Brokers, meet ChatGPT – The Real Deal
Andres Asion’s discovery of ChatGPT gave him a jolt he hadn’t felt in a long time.
The Miami Real Estate Group founder and broker said he immediately thought the chatbot would send a seismic shift through the industry, and compared it to another technological breakthrough.
“When I first discovered Google Earth, I was like, ‘Holy shit! You can be Superman and fly everywhere in the world, see every street,’” he said.
ChatGPT could hold even more promise for the industry.
The bot, developed by artificial intelligence firm OpenAI, doesn’t respond to questions with search results from the internet. Instead, it produces an answer — as if it’s gone to Google, looked up the results, analyzed them, and contextualized them into a conversational response.
ChatGPT’s potential uses are only just coming to light — schools are scrambling to stop students from having the bot do their assignments — but for brokers and other real estate people, it can write letters, listing descriptions and video scripts.
It can also give advice on how to negotiate a deal.
Kyle Scott, president of Serhant Ventures, said the bot, which reportedly reached 1 million users in its first week, is like a free virtual assistant.
“There has never been a tool before that can save real estate agents so much time in their lead generation,” he said.
This month, OpenAI began piloting a paid version of the chatbot, which will be called ChatGPT Professional.
While some brokers have resisted using the free bot, saying the text comes off as robotic, others are exploring its vast possibilities. Asion recently held a ChatGPT tutorial for about 60 brokers, and roughly 1,000 brokers attended an explanatory call led by Serhant Ventures chief technology officer Ryan Coyne.
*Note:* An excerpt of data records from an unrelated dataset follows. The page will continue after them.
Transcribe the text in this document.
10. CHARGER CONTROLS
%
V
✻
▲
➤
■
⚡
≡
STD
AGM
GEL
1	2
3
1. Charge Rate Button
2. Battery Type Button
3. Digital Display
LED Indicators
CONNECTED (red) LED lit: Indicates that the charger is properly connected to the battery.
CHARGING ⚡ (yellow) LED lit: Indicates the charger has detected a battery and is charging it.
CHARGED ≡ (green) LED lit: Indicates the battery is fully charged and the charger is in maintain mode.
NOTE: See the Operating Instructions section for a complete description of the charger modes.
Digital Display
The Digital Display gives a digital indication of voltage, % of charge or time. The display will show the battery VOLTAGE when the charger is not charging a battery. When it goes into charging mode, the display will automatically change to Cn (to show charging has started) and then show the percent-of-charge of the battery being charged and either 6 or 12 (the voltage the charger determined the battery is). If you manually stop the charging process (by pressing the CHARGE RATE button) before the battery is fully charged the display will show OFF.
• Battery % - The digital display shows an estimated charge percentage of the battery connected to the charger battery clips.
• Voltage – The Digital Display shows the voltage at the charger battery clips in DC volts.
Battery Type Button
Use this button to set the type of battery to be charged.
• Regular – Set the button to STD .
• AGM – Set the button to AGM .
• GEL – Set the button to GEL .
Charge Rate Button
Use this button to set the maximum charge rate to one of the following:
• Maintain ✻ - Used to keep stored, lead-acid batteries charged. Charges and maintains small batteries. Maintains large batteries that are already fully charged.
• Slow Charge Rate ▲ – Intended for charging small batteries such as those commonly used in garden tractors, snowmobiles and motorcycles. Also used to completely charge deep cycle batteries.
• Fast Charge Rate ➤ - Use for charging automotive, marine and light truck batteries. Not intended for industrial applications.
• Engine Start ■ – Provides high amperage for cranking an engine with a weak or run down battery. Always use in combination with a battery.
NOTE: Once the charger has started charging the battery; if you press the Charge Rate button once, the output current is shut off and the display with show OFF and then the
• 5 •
Terrence Harding, a Compass broker and tech enthusiast who has been involved in the NFT space, has used ChatGPT since its first predecessor launched in 2018. He’s used past versions for basic information about housing laws, but has since come to use it for writing listings.
“It’s good for that in-depth information which you may not be able to get a fast answer to,” he said.
The bot’s analytic ability was on full display in a virtual tutorial with Asion, who asked whether the word chicken appears in the Bible. It spat out a three-paragraph explanation with specific examples.
But Asion considered the answer ambiguous and pointed out that it lacked actual citations of the word.
“You are correct that the word ‘chicken’ as we know it today is not used in the Bible,’” the bot clarified, adding an explanation about the word’s etymology.
On real estate–specific requests, ChatGPT was able to craft a video script for an apartment listing featuring a couple. It was also able to write a film noir-style story centered on a detective and to shorten or lengthen video scripts to fit the desired duration of the video.
ChatGPT has some drawbacks. It lacks access to the internet, which limits its knowledge of recent events. It occasionally falls victim to its own success, as its website sometimes crashes under high demand.
Legal issues specific to real estate complicate its production of a listing description. In one engaging and colorful description, it referred to nearby stores as being “within walking distance,” which assumes the reader is able-bodied.
“As a real estate agent, you have to put a layer of human thought on top of it,” Scott said.
The bot is pedantic, and changing a word or a phrase in a request can lead to different results, Harding said, but he added that those concerns should not stop brokers from using it.